Pharmaceutics & Novel Drug Delivery Systems

Biography

Biography: Shihab Uddin

Abstract

Transdermal drug delivery system has become an attractive alternative to the conventional oral or needle-based delivery system because of their self-administration association, patient preferable, avoidance of first-pass metabolism, and achievement of controlled and sustained delivery for local or systemic action. The transdermal delivery of large hydrophilic molecules is challenging due to the inherent diffusive barrier of the skin. Recently, Lipid-mediated nanocarrier have attracted in transdermal drug delivery systems (TDDSs) because of their lipophilic character. To address this issue, a new biocompatible pharmaceutical formulation was developed and stabilized by a blend of lipid-based ionic liquids (LBIL-containing 1,2-dimyristoyl-sn– glycerol-3-ethyl-phosphatidylcholine as its cationic part and a fatty acid-stearic, oleic, or linoleic acid as its anionic part) and Span-20, which covered a hydrophilic peptide drug "Leuprolide acetate" and was dispersed in isopropyl myristate (IPM). This is the first-time reported application of LBILs, and the formulation was dubbed as ionic liquids in oil nano dispersions (IL/O-NDs).

For these purposes, a water-in-oil emulsion process was used to create the drug-IL complexes, which was then freeze dried to remove the water and cyclohexane. The complexes were then dispersed in isopropyl myristate (IPM) and stabilized with sorbitol laurate (Span-20). Ionic liquid-in-oil nano dispersions (IL/O-NDs) were made using different weight ratios of LBILs and Span-20 as the surfactant and co-surfactant, respectively. TDD and pharmacokinetic parameters were measured on the skin and in the blood of BALB/C mice using Frans-diffusion cells and an enzyme-linked immunosorbent assay (ELISA). Furthermore, the biocompatibility of IL/O-NDs was investigated using MTT-assay and skin histopathological observation on a human artificial lab-Cyte EPI model as well as a BALB/C mouse model.

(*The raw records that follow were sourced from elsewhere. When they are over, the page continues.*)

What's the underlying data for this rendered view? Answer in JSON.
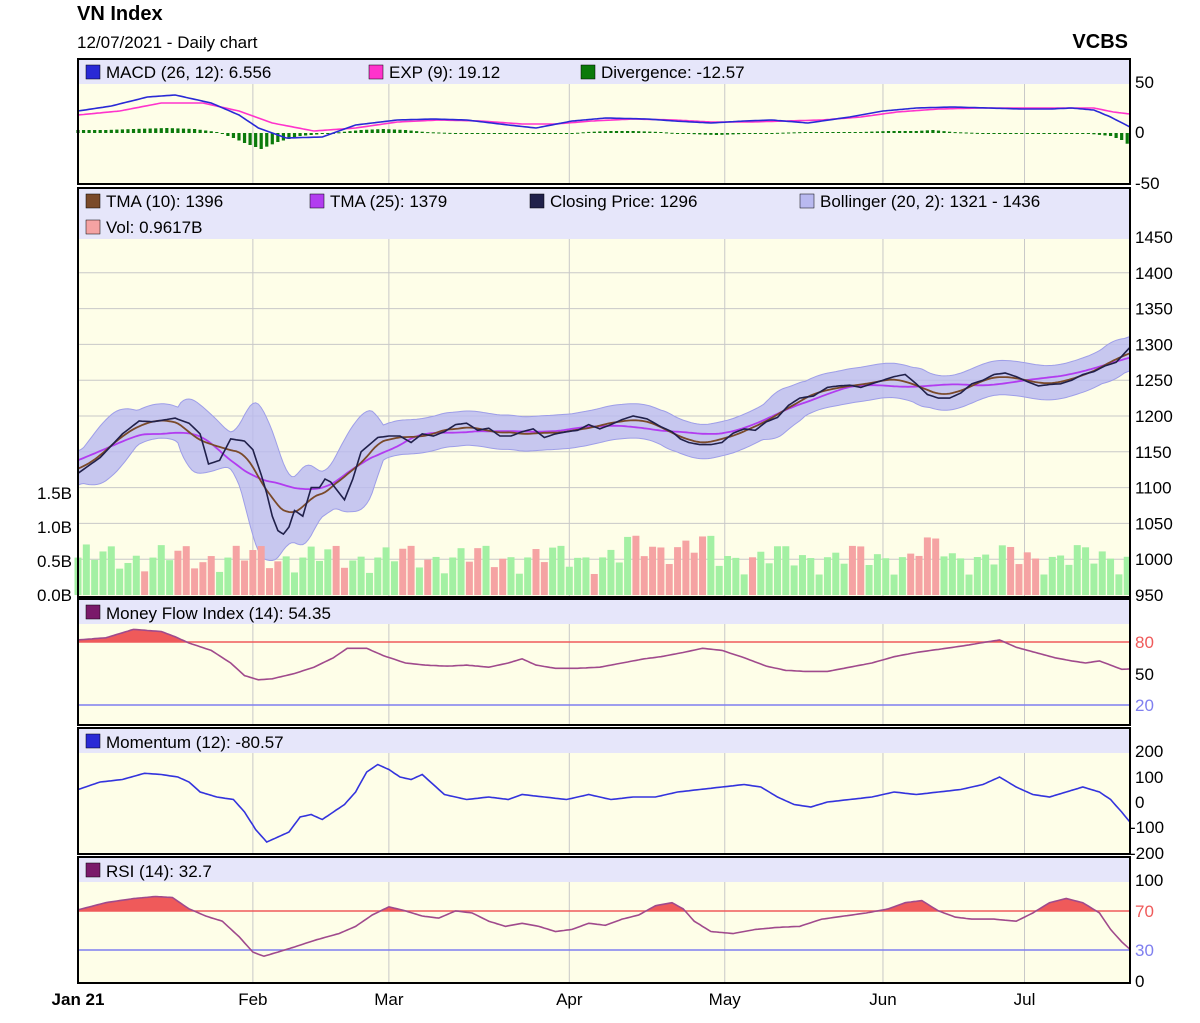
{
  "header": {
    "title": "VN Index",
    "subtitle": "12/07/2021 - Daily chart",
    "brand": "VCBS"
  },
  "colors": {
    "panel_bg": "#fefee8",
    "legend_bg": "#e6e6fa",
    "grid": "#c8c8c8",
    "macd": "#2929d6",
    "exp": "#ff33cc",
    "divergence": "#0b7a0b",
    "tma10": "#7a4a2a",
    "tma25": "#b23cf0",
    "closing": "#20204a",
    "bollinger_fill": "#b9b9f0",
    "bollinger_edge": "#9e9ee8",
    "vol_up": "#a3f0a3",
    "vol_down": "#f5a3a3",
    "mfi": "#a04a8c",
    "overbought": "#ef5a5a",
    "oversold_line": "#7f7fef",
    "momentum": "#3333dd",
    "rsi": "#a04a8c"
  },
  "x_axis": {
    "labels": [
      "Jan 21",
      "Feb",
      "Mar",
      "Apr",
      "May",
      "Jun",
      "Jul"
    ]
  },
  "panels": {
    "macd": {
      "legend": [
        "MACD (26, 12): 6.556",
        "EXP (9): 19.12",
        "Divergence: -12.57"
      ],
      "ticks": [
        "50",
        "0",
        "-50"
      ]
    },
    "price": {
      "legend_row1": [
        "TMA (10): 1396",
        "TMA (25): 1379",
        "Closing Price: 1296",
        "Bollinger (20, 2): 1321 - 1436"
      ],
      "legend_row2": [
        "Vol: 0.9617B"
      ],
      "ticks_right": [
        "1450",
        "1400",
        "1350",
        "1300",
        "1250",
        "1200",
        "1150",
        "1100",
        "1050",
        "1000",
        "950"
      ],
      "ticks_left": [
        "1.5B",
        "1.0B",
        "0.5B",
        "0.0B"
      ]
    },
    "mfi": {
      "legend": "Money Flow Index (14): 54.35",
      "ticks": [
        "80",
        "50",
        "20"
      ]
    },
    "momentum": {
      "legend": "Momentum (12): -80.57",
      "ticks": [
        "200",
        "100",
        "0",
        "-100",
        "-200"
      ]
    },
    "rsi": {
      "legend": "RSI (14): 32.7",
      "ticks": [
        "100",
        "70",
        "30",
        "0"
      ]
    }
  },
  "chart_data": [
    {
      "type": "line",
      "title": "MACD",
      "series": [
        {
          "name": "MACD (26, 12)",
          "points": [
            [
              0,
              22
            ],
            [
              12,
              27
            ],
            [
              25,
              36
            ],
            [
              35,
              38
            ],
            [
              48,
              30
            ],
            [
              58,
              18
            ],
            [
              65,
              5
            ],
            [
              75,
              -5
            ],
            [
              88,
              -4
            ],
            [
              100,
              8
            ],
            [
              115,
              13
            ],
            [
              128,
              14
            ],
            [
              140,
              13
            ],
            [
              155,
              8
            ],
            [
              165,
              5
            ],
            [
              178,
              12
            ],
            [
              190,
              15
            ],
            [
              205,
              14
            ],
            [
              215,
              12
            ],
            [
              228,
              10
            ],
            [
              240,
              12
            ],
            [
              250,
              13
            ],
            [
              263,
              10
            ],
            [
              278,
              16
            ],
            [
              290,
              22
            ],
            [
              302,
              25
            ],
            [
              315,
              26
            ],
            [
              328,
              25
            ],
            [
              340,
              24
            ],
            [
              350,
              24
            ],
            [
              358,
              25
            ],
            [
              366,
              23
            ],
            [
              372,
              16
            ],
            [
              379,
              6
            ]
          ]
        },
        {
          "name": "EXP (9)",
          "points": [
            [
              0,
              18
            ],
            [
              15,
              22
            ],
            [
              30,
              30
            ],
            [
              45,
              30
            ],
            [
              58,
              22
            ],
            [
              70,
              10
            ],
            [
              85,
              2
            ],
            [
              100,
              5
            ],
            [
              115,
              11
            ],
            [
              130,
              13
            ],
            [
              145,
              12
            ],
            [
              160,
              9
            ],
            [
              172,
              9
            ],
            [
              185,
              12
            ],
            [
              200,
              14
            ],
            [
              215,
              13
            ],
            [
              228,
              11
            ],
            [
              242,
              11
            ],
            [
              255,
              12
            ],
            [
              268,
              13
            ],
            [
              282,
              16
            ],
            [
              295,
              21
            ],
            [
              310,
              24
            ],
            [
              325,
              25
            ],
            [
              340,
              25
            ],
            [
              355,
              25
            ],
            [
              366,
              25
            ],
            [
              373,
              21
            ],
            [
              379,
              19
            ]
          ]
        },
        {
          "name": "Divergence",
          "points": [
            [
              0,
              3
            ],
            [
              10,
              3
            ],
            [
              20,
              4
            ],
            [
              32,
              5
            ],
            [
              42,
              4
            ],
            [
              50,
              1
            ],
            [
              56,
              -5
            ],
            [
              60,
              -10
            ],
            [
              66,
              -16
            ],
            [
              72,
              -9
            ],
            [
              80,
              -3
            ],
            [
              88,
              -1
            ],
            [
              95,
              1
            ],
            [
              102,
              3
            ],
            [
              110,
              4
            ],
            [
              118,
              3
            ],
            [
              125,
              1
            ],
            [
              135,
              0
            ],
            [
              145,
              0
            ],
            [
              155,
              -1
            ],
            [
              165,
              -1
            ],
            [
              175,
              -1
            ],
            [
              183,
              1
            ],
            [
              192,
              2
            ],
            [
              200,
              2
            ],
            [
              210,
              1
            ],
            [
              220,
              -1
            ],
            [
              230,
              -2
            ],
            [
              240,
              -1
            ],
            [
              250,
              0
            ],
            [
              262,
              1
            ],
            [
              272,
              1
            ],
            [
              282,
              1
            ],
            [
              292,
              2
            ],
            [
              302,
              2
            ],
            [
              308,
              3
            ],
            [
              315,
              1
            ],
            [
              325,
              0
            ],
            [
              335,
              0
            ],
            [
              345,
              -1
            ],
            [
              355,
              -1
            ],
            [
              365,
              -1
            ],
            [
              372,
              -3
            ],
            [
              376,
              -7
            ],
            [
              379,
              -12.57
            ]
          ]
        }
      ],
      "ylim": [
        -50,
        60
      ]
    },
    {
      "type": "line",
      "title": "Price",
      "series": [
        {
          "name": "Closing Price",
          "points": [
            [
              0,
              1120
            ],
            [
              8,
              1142
            ],
            [
              16,
              1175
            ],
            [
              22,
              1193
            ],
            [
              27,
              1192
            ],
            [
              35,
              1197
            ],
            [
              40,
              1190
            ],
            [
              44,
              1175
            ],
            [
              47,
              1133
            ],
            [
              51,
              1138
            ],
            [
              55,
              1168
            ],
            [
              60,
              1165
            ],
            [
              63,
              1153
            ],
            [
              66,
              1118
            ],
            [
              68,
              1092
            ],
            [
              70,
              1060
            ],
            [
              72,
              1040
            ],
            [
              74,
              1035
            ],
            [
              76,
              1045
            ],
            [
              78,
              1068
            ],
            [
              81,
              1060
            ],
            [
              84,
              1100
            ],
            [
              87,
              1100
            ],
            [
              89,
              1112
            ],
            [
              91,
              1108
            ],
            [
              93,
              1098
            ],
            [
              96,
              1083
            ],
            [
              99,
              1112
            ],
            [
              102,
              1150
            ],
            [
              105,
              1160
            ],
            [
              108,
              1170
            ],
            [
              112,
              1172
            ],
            [
              116,
              1172
            ],
            [
              120,
              1163
            ],
            [
              124,
              1175
            ],
            [
              128,
              1172
            ],
            [
              132,
              1178
            ],
            [
              136,
              1188
            ],
            [
              140,
              1190
            ],
            [
              144,
              1180
            ],
            [
              148,
              1183
            ],
            [
              152,
              1172
            ],
            [
              156,
              1172
            ],
            [
              160,
              1178
            ],
            [
              164,
              1182
            ],
            [
              168,
              1170
            ],
            [
              172,
              1175
            ],
            [
              176,
              1178
            ],
            [
              180,
              1180
            ],
            [
              184,
              1188
            ],
            [
              188,
              1182
            ],
            [
              192,
              1188
            ],
            [
              196,
              1195
            ],
            [
              200,
              1200
            ],
            [
              205,
              1196
            ],
            [
              210,
              1185
            ],
            [
              214,
              1178
            ],
            [
              217,
              1168
            ],
            [
              220,
              1163
            ],
            [
              224,
              1160
            ],
            [
              228,
              1160
            ],
            [
              232,
              1163
            ],
            [
              236,
              1176
            ],
            [
              240,
              1182
            ],
            [
              244,
              1180
            ],
            [
              248,
              1192
            ],
            [
              252,
              1198
            ],
            [
              256,
              1215
            ],
            [
              260,
              1225
            ],
            [
              265,
              1228
            ],
            [
              270,
              1240
            ],
            [
              274,
              1242
            ],
            [
              278,
              1243
            ],
            [
              282,
              1240
            ],
            [
              286,
              1245
            ],
            [
              290,
              1250
            ],
            [
              294,
              1255
            ],
            [
              298,
              1258
            ],
            [
              302,
              1245
            ],
            [
              306,
              1230
            ],
            [
              310,
              1225
            ],
            [
              314,
              1225
            ],
            [
              318,
              1232
            ],
            [
              322,
              1245
            ],
            [
              326,
              1250
            ],
            [
              330,
              1258
            ],
            [
              334,
              1260
            ],
            [
              338,
              1255
            ],
            [
              342,
              1248
            ],
            [
              346,
              1242
            ],
            [
              350,
              1244
            ],
            [
              354,
              1245
            ],
            [
              358,
              1250
            ],
            [
              362,
              1258
            ],
            [
              366,
              1262
            ],
            [
              370,
              1270
            ],
            [
              374,
              1275
            ],
            [
              379,
              1296
            ]
          ]
        }
      ],
      "ylim": [
        950,
        1450
      ]
    }
  ]
}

Keeping the overall surfactant in IPM constant at 10%, a 5:5 wt. percent ratio of surfactant (IL) and cosurfactant (Span-20) in the IL/O-NDs significantly (p<0.0001) increased the physiochemical stability, drug loading capacity, and drug encapsulation efficiency. IL/O-NDs significantly increased in vitro and in vivo peptide delivery across the skin (p <0.0001) when compared to non-IL-treated groups. Based on the pharmacokinetic parameters, [EDMPC][Linoleate]/O-ND was deemed the most preferable LBIL-based formulation for a TDDS. When compared to the aqueous delivery vehicle, the transdermal delivery flux with [EDMPC][Linoleate]/O-ND was increased 65-fold. The IL/O-NDs were able to deform the lipid and protein arrangements of the skin layers, enhancing the peptide's transdermal permeation. The biocompatibility of the LBIL-based formulations was revealed by in vitro and in vivo cytotoxicity studies of the IL/O-NDs. These findings suggested that IL/O-NDs are potentially biocompatible carriers for lipid-peptide TDDSs.